There are other sources of big data, including electronic medical records, continuous monitoring and wearables, he said.

“Wearables are going to create a lot of big data. A quarter of the population will have some kind of wearable in the U.S. by 2022. With wearables, you can measure data continuously , such as heart rate data for months to years.”

How do we go about analyzing this data? He identified different approaches, including neural networks, data clustering and data reduction.

“Neural networks are really valuable when you are looking at complex and nonlinear relationships. These do really well when you have large datasets and multiple covariates; they handle missing data quite well. It just uses brute computational force to figure what the relationships are.”
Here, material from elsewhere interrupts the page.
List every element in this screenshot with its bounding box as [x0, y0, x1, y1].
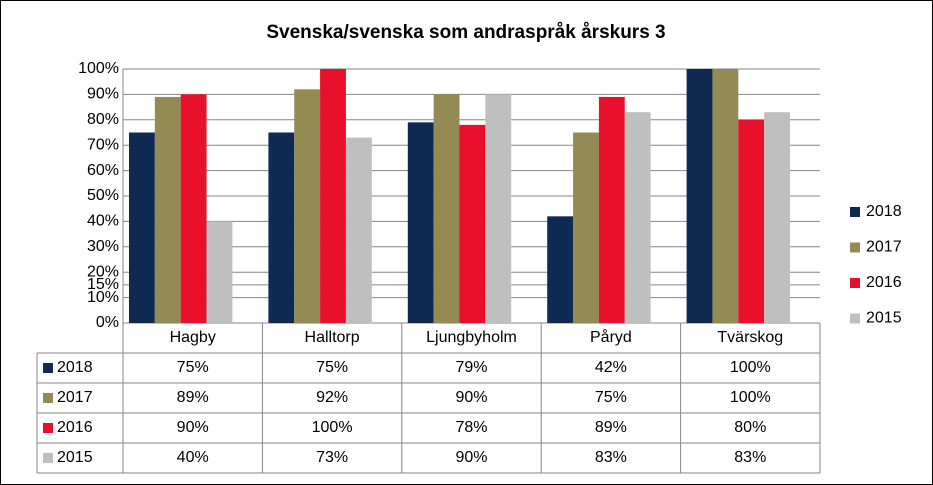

He identified big data’s primary challenges. “When you are extracting a large amount of data, often you don’t have time to go through and carefully make sure that your data is well classified. You do not have time to curate all of your data. In other words, garbage in, garbage out.”

He said you can overcome this misclassification by increasing the sampling size and frequency. With algorithms, you can then perform a form of signal averaging to find where the signals are amid the noise and if there is a signal there.

Other criticisms of big data include not really knowing and trusting what the algorithms are doing with the data, it can be resource intensive and it can require a great deal of technical expertise.

“The advantages of big data and machine learning algorithms are that they do really well at finding patterns and trends, identifying interactions between data elements that traditional regression analysis has a tough time with, and it handles awkward data well.”

Perez recommended using big data for large numbers of covariates, especially if you have more covariates than you have samples and if you are looking for patterns in complex data.

He discouraged the use of big data when regression/classic modeling is sufficient or when you are trying to understand physiology or epidemiology.

“Datasets are getting much bigger. Traditional statistical tools are not sufficient anymore. We do need new approaches to analyze massive datasets with lots of covariates,” he said. “But we must be cautious because there are pitfalls in analyzing big data with machine learning approaches.”